- Born: 1905
- Died: 1990 (aged 84–85)
- Occupations: Executive, composer

= Leslie Osborne (composer) =

English television and music executive and composer (1905–1990)

Leslie Osborne (1905–1990) was an English television and music executive and composer of light music and themes for television and radio. As a composer, he wrote a number of lighter orchestral pieces such as Lullaby for Penelope.

In 1976, Osborne worked for ATV Music and was responsible for trying to get the company's catalogue airtime on BBC radio programmes.
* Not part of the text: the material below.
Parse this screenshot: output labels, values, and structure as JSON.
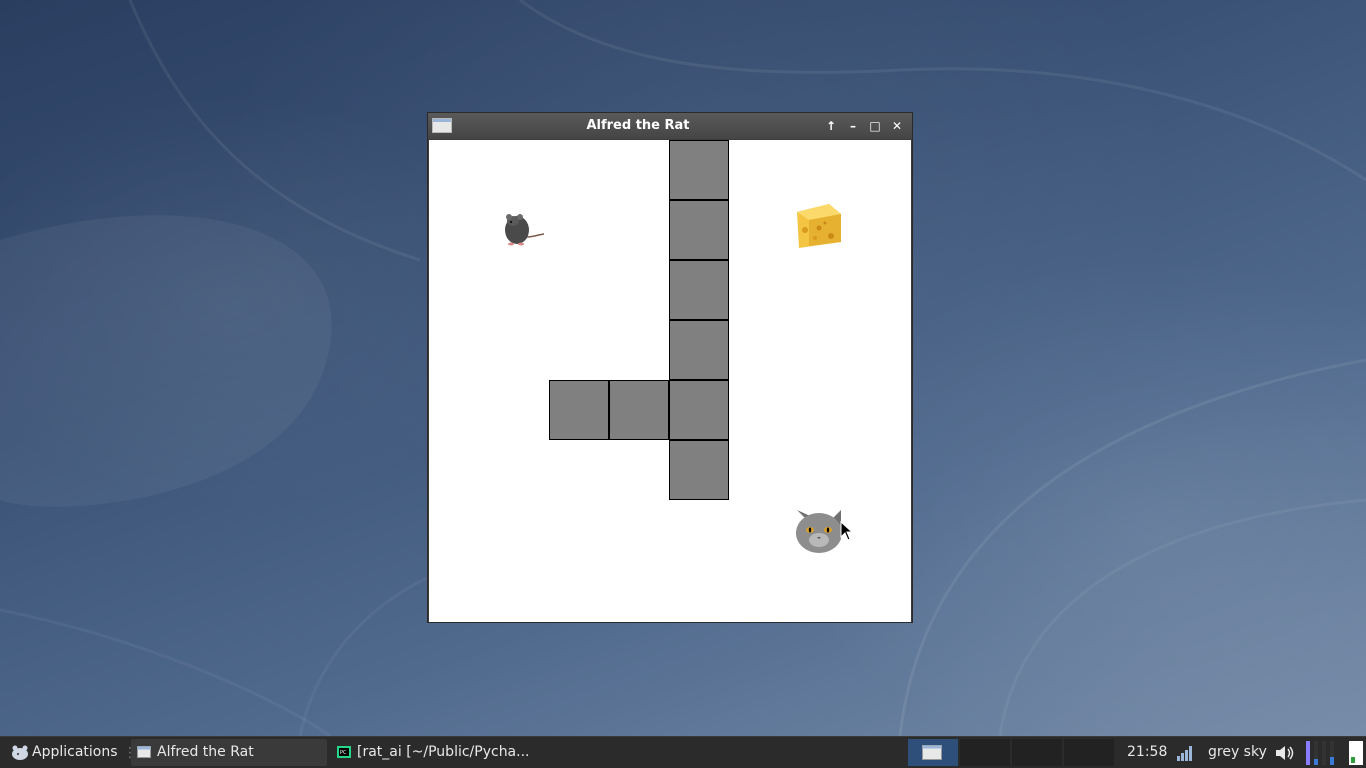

In that role, he met composer Simon May, who had then recently had a pop hit with his song "Summer of My Life". Osborne later introduced May to various other TV executives, and he was commissioned to write themes for Skorpion, Cold Warrior, EastEnders and Howards' Way.

Because of his executive role, Osborne was able to secure a writer credit for the themes for EastEnders and Howards' Way, despite, in reality, May being the sole composer. May says that Osborne "didn't write a single note... I could have possibly have insisted on retaining the copyright of EastEnders for myself, but if I had done so, I would have probably have lost the Howards' Way commission."

He also wrote the music for the hymn "Praise the Lord in the Rhythm of Your Music", featured in the popular children's hymnal Come and Praise.